For much of my adult life, I had been trained to see self and the world through a predominantly western and South Asian canon. To read the novels of Kenzaburo Oe or watch the films of Hou Hsiao-Hsien was to discover fresh correspondences and resemblances. Modernising early, with much confusion of purpose, Japan’s experience of disorientation in the new world set the cultural template for many Asian writers, artists and thinkers. I found that the confusions and dilemmas of R.K. Narayan’s deracinated young men and women were prefigured more precisely in Natsu­me Soseki’s Sanshiro and Kokoro than in anything by Italo Svevo and Thomas Mann; that Mikio Naruse’s film When a Woman Ascends the Stairs spoke as directly to the dil­e­mmas of lower-middle-class Indian women I knew as Satyajit Ray’s Mahanagar; and that Calcutta had more in common with semi-colonial Shanghai and Tokyo in the 1920s and 1930s than with Dublin.

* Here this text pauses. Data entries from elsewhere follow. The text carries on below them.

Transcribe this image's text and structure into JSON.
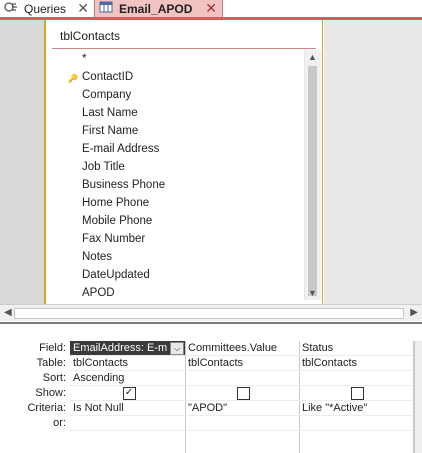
{
  "tabs": [
    {
      "label": "Queries",
      "icon": "queries-icon",
      "close": "✕",
      "active": false
    },
    {
      "label": "Email_APOD",
      "icon": "query-design-icon",
      "close": "✕",
      "active": true
    }
  ],
  "field_list": {
    "title": "tblContacts",
    "items": [
      {
        "label": "*",
        "key": false
      },
      {
        "label": "ContactID",
        "key": true
      },
      {
        "label": "Company",
        "key": false
      },
      {
        "label": "Last Name",
        "key": false
      },
      {
        "label": "First Name",
        "key": false
      },
      {
        "label": "E-mail Address",
        "key": false
      },
      {
        "label": "Job Title",
        "key": false
      },
      {
        "label": "Business Phone",
        "key": false
      },
      {
        "label": "Home Phone",
        "key": false
      },
      {
        "label": "Mobile Phone",
        "key": false
      },
      {
        "label": "Fax Number",
        "key": false
      },
      {
        "label": "Notes",
        "key": false
      },
      {
        "label": "DateUpdated",
        "key": false
      },
      {
        "label": "APOD",
        "key": false
      }
    ]
  },
  "grid": {
    "row_labels": [
      "Field:",
      "Table:",
      "Sort:",
      "Show:",
      "Criteria:",
      "or:"
    ],
    "columns": [
      {
        "field": "EmailAddress: E-m",
        "table": "tblContacts",
        "sort": "Ascending",
        "show": true,
        "criteria": "Is Not Null",
        "or": "",
        "selected": true
      },
      {
        "field": "Committees.Value",
        "table": "tblContacts",
        "sort": "",
        "show": false,
        "criteria": "\"APOD\"",
        "or": "",
        "selected": false
      },
      {
        "field": "Status",
        "table": "tblContacts",
        "sort": "",
        "show": false,
        "criteria": "Like \"*Active\"",
        "or": "",
        "selected": false
      }
    ]
  },
  "colors": {
    "tab_accent": "#d06060",
    "fieldlist_border": "#d8a030",
    "selected_cell": "#3a3a3a"
  }
}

This discovery of new relationships of symmetry helped defamiliarise the country I have lived in and primarily written about for most of my life. Exposure to foreign countries tends to estrange us from the everyday; it relativises what we have held to be unique—political processes, cultural norms—about ourselves. But I was still surprised by how dramatically my travels broadened the frame of reference to which my thinking about India had been long confined. This book about some decisive stages in the story of contemporary East Asia is, above all, an attempt at bifocalism: an enquiry about China and its neighbours whose starting and end point is, inevitably, India.

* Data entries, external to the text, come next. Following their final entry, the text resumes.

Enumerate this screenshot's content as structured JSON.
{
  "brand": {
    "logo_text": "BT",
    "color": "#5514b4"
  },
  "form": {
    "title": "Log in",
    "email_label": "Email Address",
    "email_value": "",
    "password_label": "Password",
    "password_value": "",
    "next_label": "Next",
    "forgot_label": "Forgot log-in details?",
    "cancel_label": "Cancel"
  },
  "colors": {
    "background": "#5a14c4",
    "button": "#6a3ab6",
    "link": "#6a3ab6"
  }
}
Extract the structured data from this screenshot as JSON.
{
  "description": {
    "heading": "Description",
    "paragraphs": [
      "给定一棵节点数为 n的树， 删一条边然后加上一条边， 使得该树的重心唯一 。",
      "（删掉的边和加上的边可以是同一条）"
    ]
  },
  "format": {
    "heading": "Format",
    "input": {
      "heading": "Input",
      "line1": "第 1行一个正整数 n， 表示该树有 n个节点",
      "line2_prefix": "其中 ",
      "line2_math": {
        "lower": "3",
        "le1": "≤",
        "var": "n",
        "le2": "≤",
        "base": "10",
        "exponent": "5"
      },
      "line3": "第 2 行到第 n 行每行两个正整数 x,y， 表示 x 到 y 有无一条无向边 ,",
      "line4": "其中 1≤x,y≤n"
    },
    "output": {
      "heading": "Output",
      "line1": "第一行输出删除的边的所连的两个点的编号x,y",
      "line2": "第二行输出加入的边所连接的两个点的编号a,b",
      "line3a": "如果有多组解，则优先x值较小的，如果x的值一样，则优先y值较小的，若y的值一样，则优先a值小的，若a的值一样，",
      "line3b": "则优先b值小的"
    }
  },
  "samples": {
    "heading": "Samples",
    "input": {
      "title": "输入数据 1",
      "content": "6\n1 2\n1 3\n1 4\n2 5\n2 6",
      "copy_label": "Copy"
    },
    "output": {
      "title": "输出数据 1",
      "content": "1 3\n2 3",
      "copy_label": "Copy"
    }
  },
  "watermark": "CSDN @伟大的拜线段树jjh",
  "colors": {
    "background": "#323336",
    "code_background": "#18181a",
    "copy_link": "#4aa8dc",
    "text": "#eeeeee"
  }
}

It is why they contain more uncommon juxtapositions and contrasts than colourful description and inventories of exotic facts. A Great Clamour also tries to maintain a careful distance from the instrumentalist worldviews of foreign affairs pundits, security experts and financial analysts. It describes, after all, a world where grand, unilinear visions—according to which better technology, education, entrepreneurship and productivity are taking us all to convergence with western-style affluence and stability—look increasingly threadbare. Elections have not produced functional democracy or even political stability, free markets have not led to freedom, or higher literacy and better communications to greater tolerance and human rights. Rather, we have witnessed pol­itical chaos, corporate greed, climactic depredation, xenophobic nationalism and ethnocide on a greater scale. The all­egedly universal laws of progress, lately amplified by smooth-tongued Davos Men, have proved yet again to be bogus.

But life goes on, as it always has, beyond the miscarried rationalities of science, market and the state, and in unexpected ways. This is attested diversely by the Japanese with their ‘post-growth’ economy, the Tibetans recoiling from ‘development’ to fresh faith in their reincarnated spiritual leader, or the growing Indonesian preference for ‘bottom-up’ governance. Any attempt to understand the new Asia must acknowledge such deep structures of difference that exist behind the superficial unity proclaimed by the vendors of nationalism or globalisation. Above the collision of inhuman ideologies with ordinary human lives looms the phantom of alternative histories, what has not but could have existed, and modes of living and thinking that may yet have a future. Such at least were the temptations of the East—its fabulously multifarious ways of being human, and the determination of many people to preserve them—as I set out to find my own private Tibbat.